“WHAT ABOUT THE CHILDREN?” The Psychological and Social Well-Being of Multiracial Adolescents

Authors


  • Earlier versions of this paper were presented at the 2002 meetings of the Midwest Sociological Society in Milwaukee, Wisconsin, and the American Sociological Association in Chicago, Illinois.

*Direct all correspondence to Mary E. Campbell, Sociology Department, W140 Seashore Hall, University of Iowa, Iowa City, IA 52242; e-mail: mary-e-campbell@uiowa.edu

Abstract

We used the National Longitudinal Study of Adolescent Health (Add Health) to examine the social and psychological well-being of multiracial adolescents. Using two different measures of multiracial identity, we investigated the ways in which these adolescents compare to their monoracial counterparts on five outcomes: depression, seriously considering suicide, feeling socially accepted, feeling close to others at school, and participating in extracurricular activities.
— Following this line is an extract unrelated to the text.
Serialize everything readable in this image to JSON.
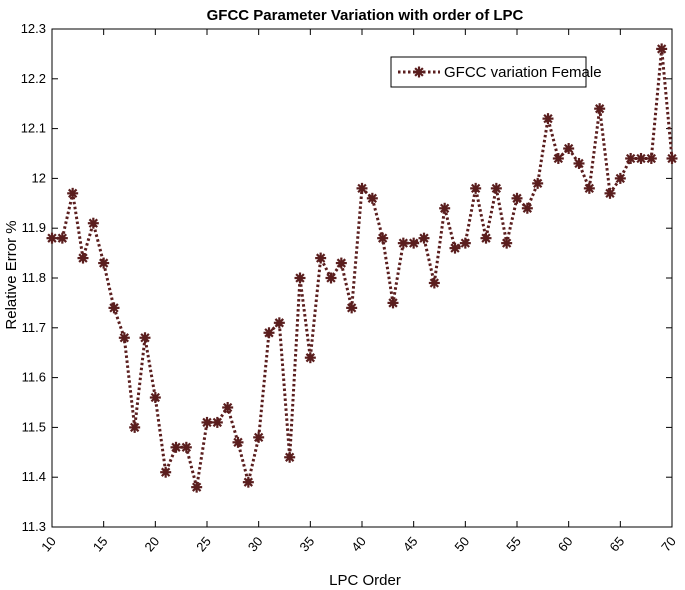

We found that multiracial adolescents as a group experience some negative outcomes compared to white adolescents, but that this finding is driven by negative outcomes for those with American Indian and white heritage. We found no consistent evidence, however, that multiracial adolescents as a group face more difficulty in adolescence than members of other racial and ethnic minority groups. The results were similar, whether the multiracial population is defined by self-identification or by their parents’ racial identifications.